ハイスペック男子の憂鬱な恋愛事情
言ってすぐにハッとする。
しまった。色々とすっ飛ばし過ぎた。

けれど、ここはコイツの反応がみたいとも思う。

少なからずさっきの冷たさは嫉妬からくるものだ。……と思う。

そういえば女あるあるの一説に、女同士の競り合いに男の市場価格が一時急上昇するも、手に入れると“こんなものか”と価格が暴落し、取り合った男への気持ちが大してなかったという恐ろしい話もよく聞く。

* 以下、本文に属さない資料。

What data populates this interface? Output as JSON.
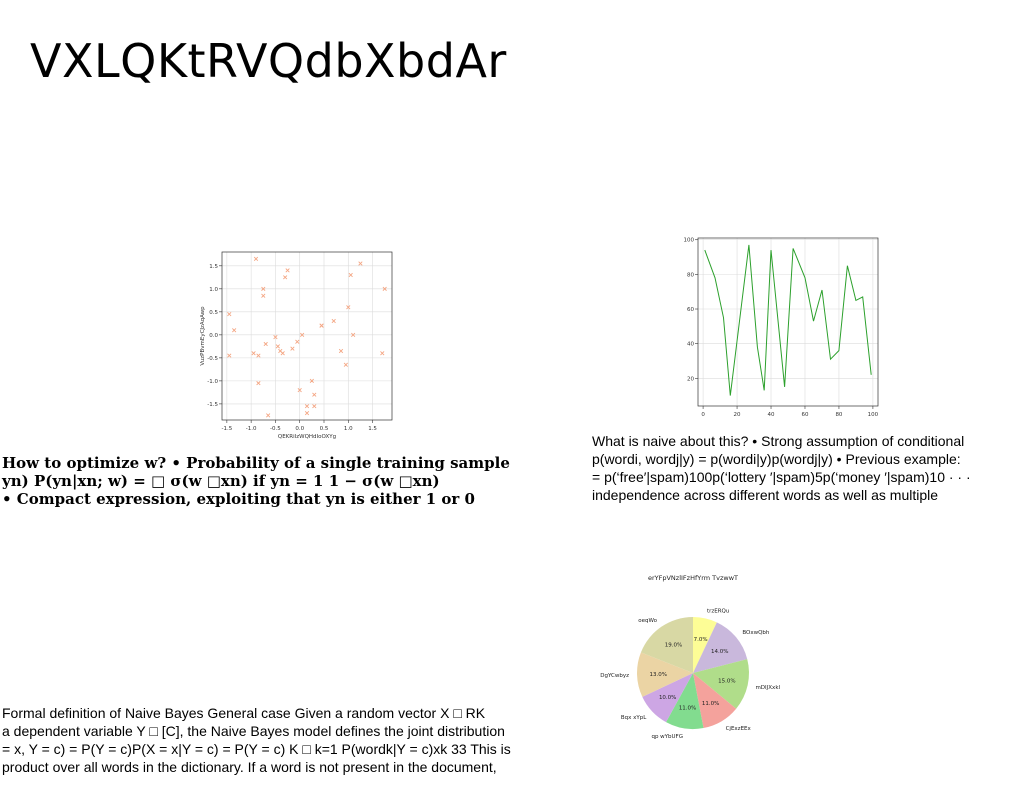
{
  "slide": {
    "title": "VXLQKtRVQdbXbdAr",
    "block1": [
      "How to optimize w? • Probability of a single training sample",
      "yn) P(yn|xn; w) = □ σ(w □xn) if yn = 1 1 − σ(w □xn)",
      "• Compact expression, exploiting that yn is either 1 or 0"
    ],
    "block2": [
      "What is naive about this? • Strong assumption of conditional",
      "p(wordi, wordj|y) = p(wordi|y)p(wordj|y) • Previous example:",
      "= p(‘free′|spam)100p(‘lottery ′|spam)5p(‘money ′|spam)10 · · ·",
      "independence across different words as well as multiple"
    ],
    "block3": [
      "Formal definition of Naive Bayes General case Given a random vector X □ RK",
      "a dependent variable Y □ [C], the Naive Bayes model defines the joint distribution",
      "= x, Y = c) = P(Y = c)P(X = x|Y = c) = P(Y = c) K □ k=1 P(wordk|Y = c)xk 33 This is",
      "product over all words in the dictionary. If a word is not present in the document,"
    ]
  },
  "chart_data": [
    {
      "type": "scatter",
      "title": "",
      "xlabel": "QEKRiIzWQHdIoOXYg",
      "ylabel": "VuzPBvmEyCJzAqAwp",
      "xlim": [
        -1.6,
        1.9
      ],
      "ylim": [
        -1.85,
        1.8
      ],
      "xticks": [
        "-1.5",
        "-1.0",
        "-0.5",
        "0.0",
        "0.5",
        "1.0",
        "1.5"
      ],
      "yticks": [
        "-1.5",
        "-1.0",
        "-0.5",
        "0.0",
        "0.5",
        "1.0",
        "1.5"
      ],
      "marker": "x",
      "color": "#f4a582",
      "x": [
        -1.45,
        -1.45,
        -1.35,
        -0.95,
        -0.9,
        -0.85,
        -0.85,
        -0.75,
        -0.75,
        -0.7,
        -0.65,
        -0.5,
        -0.45,
        -0.4,
        -0.35,
        -0.3,
        -0.25,
        -0.15,
        -0.05,
        0.0,
        0.05,
        0.15,
        0.15,
        0.25,
        0.3,
        0.3,
        0.45,
        0.45,
        0.7,
        0.85,
        0.95,
        1.0,
        1.05,
        1.1,
        1.25,
        1.7,
        1.75
      ],
      "y": [
        0.45,
        -0.45,
        0.1,
        -0.4,
        1.65,
        -0.45,
        -1.05,
        0.85,
        1.0,
        -0.2,
        -1.75,
        -0.05,
        -0.25,
        -0.35,
        -0.4,
        1.25,
        1.4,
        -0.3,
        -0.15,
        -1.2,
        0.0,
        -1.7,
        -1.55,
        -1.0,
        -1.3,
        -1.55,
        0.2,
        0.2,
        0.3,
        -0.35,
        -0.65,
        0.6,
        1.3,
        0.0,
        1.55,
        -0.4,
        1.0
      ]
    },
    {
      "type": "line",
      "title": "",
      "xlim": [
        -3,
        103
      ],
      "ylim": [
        4,
        101
      ],
      "xticks": [
        "0",
        "20",
        "40",
        "60",
        "80",
        "100"
      ],
      "yticks": [
        "20",
        "40",
        "60",
        "80",
        "100"
      ],
      "color": "#2ca02c",
      "x": [
        1,
        7,
        12,
        16,
        27,
        32,
        36,
        40,
        48,
        53,
        60,
        65,
        70,
        75,
        80,
        85,
        90,
        94,
        99
      ],
      "y": [
        94,
        78,
        55,
        10,
        97,
        38,
        13,
        94,
        15,
        95,
        78,
        53,
        71,
        31,
        36,
        85,
        65,
        67,
        22
      ]
    },
    {
      "type": "pie",
      "title": "erYFpVNzlIFzHfYrm TvzwwT",
      "labels": [
        "trzERQu",
        "BOxwQbh",
        "mDIJXxkl",
        "CjExzEEx",
        "qp wYbUFG",
        "Bqx xYpL",
        "DgYCwbyz",
        "oeqWo"
      ],
      "values": [
        7.0,
        14.0,
        15.0,
        11.0,
        11.0,
        10.0,
        13.0,
        19.0
      ],
      "value_labels": [
        "7.0%",
        "14.0%",
        "15.0%",
        "11.0%",
        "11.0%",
        "10.0%",
        "13.0%",
        "19.0%"
      ],
      "colors": [
        "#fdfd96",
        "#c9b8dc",
        "#b0dd8a",
        "#f4a29c",
        "#82dc8f",
        "#cda6e4",
        "#ebd4a4",
        "#d8d8a4"
      ]
    }
  ]
}
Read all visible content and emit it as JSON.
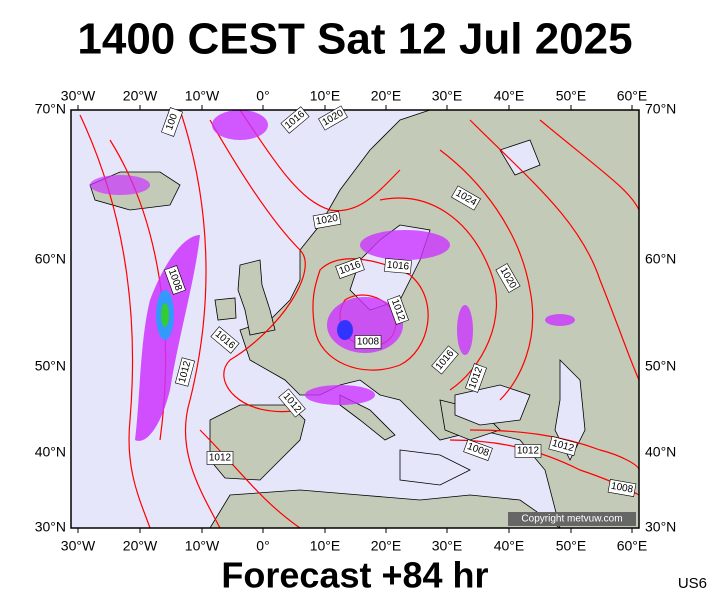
{
  "header": {
    "title": "1400 CEST Sat 12 Jul 2025"
  },
  "map": {
    "lon_labels": [
      "30°W",
      "20°W",
      "10°W",
      "0°",
      "10°E",
      "20°E",
      "30°E",
      "40°E",
      "50°E",
      "60°E"
    ],
    "lat_labels": [
      "70°N",
      "60°N",
      "50°N",
      "40°N",
      "30°N"
    ],
    "isobar_labels": [
      "100",
      "1016",
      "1020",
      "1024",
      "1020",
      "1016",
      "1016",
      "1008",
      "1020",
      "1012",
      "1016",
      "1008",
      "1012",
      "1016",
      "1012",
      "1012",
      "1012",
      "1008",
      "1012",
      "1012",
      "1008"
    ],
    "copyright": "Copyright metvuw.com"
  },
  "footer": {
    "forecast": "Forecast +84 hr",
    "code": "US6"
  }
}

最近、チラチラと手応えを感じる瞬間があるにはあるが……。

自分の中でやっぱり聞くべきでないかもと迷い始めたところで、コイツが第一声を呟いた。


「あ」

YESでもNOでもなく、“あ”。

「失敗、しちゃったぁ」

「失敗……?」

「アルマーニ、無駄死にです」

「はぁー?!」


まさかのアルマーニ死亡のお知らせ。

結局この日は、絵の具に塗れたアルマーニで応接室を出た俺に、ニヤついた会社の奴らが途端に生温かい気遣いの目に変わり、

まぁ分かりやすく言えば、これと言って冷やかされる羽目には遭わなかった。

(まぁ俺が奴らでも、2人で応接室に篭ったきり、出たらこの格好とか何に触れるべきか分からんわ。)

因みに例の女は、村野が対応する前に怒って帰ったそうだ。

(とりあえず村野には、余罪がないかの確認だけはしておかなければ。)


そんなこんなで俺の一連の失態からのプロポーズは、割となかったような扱いであっさり幕を閉じたのだった。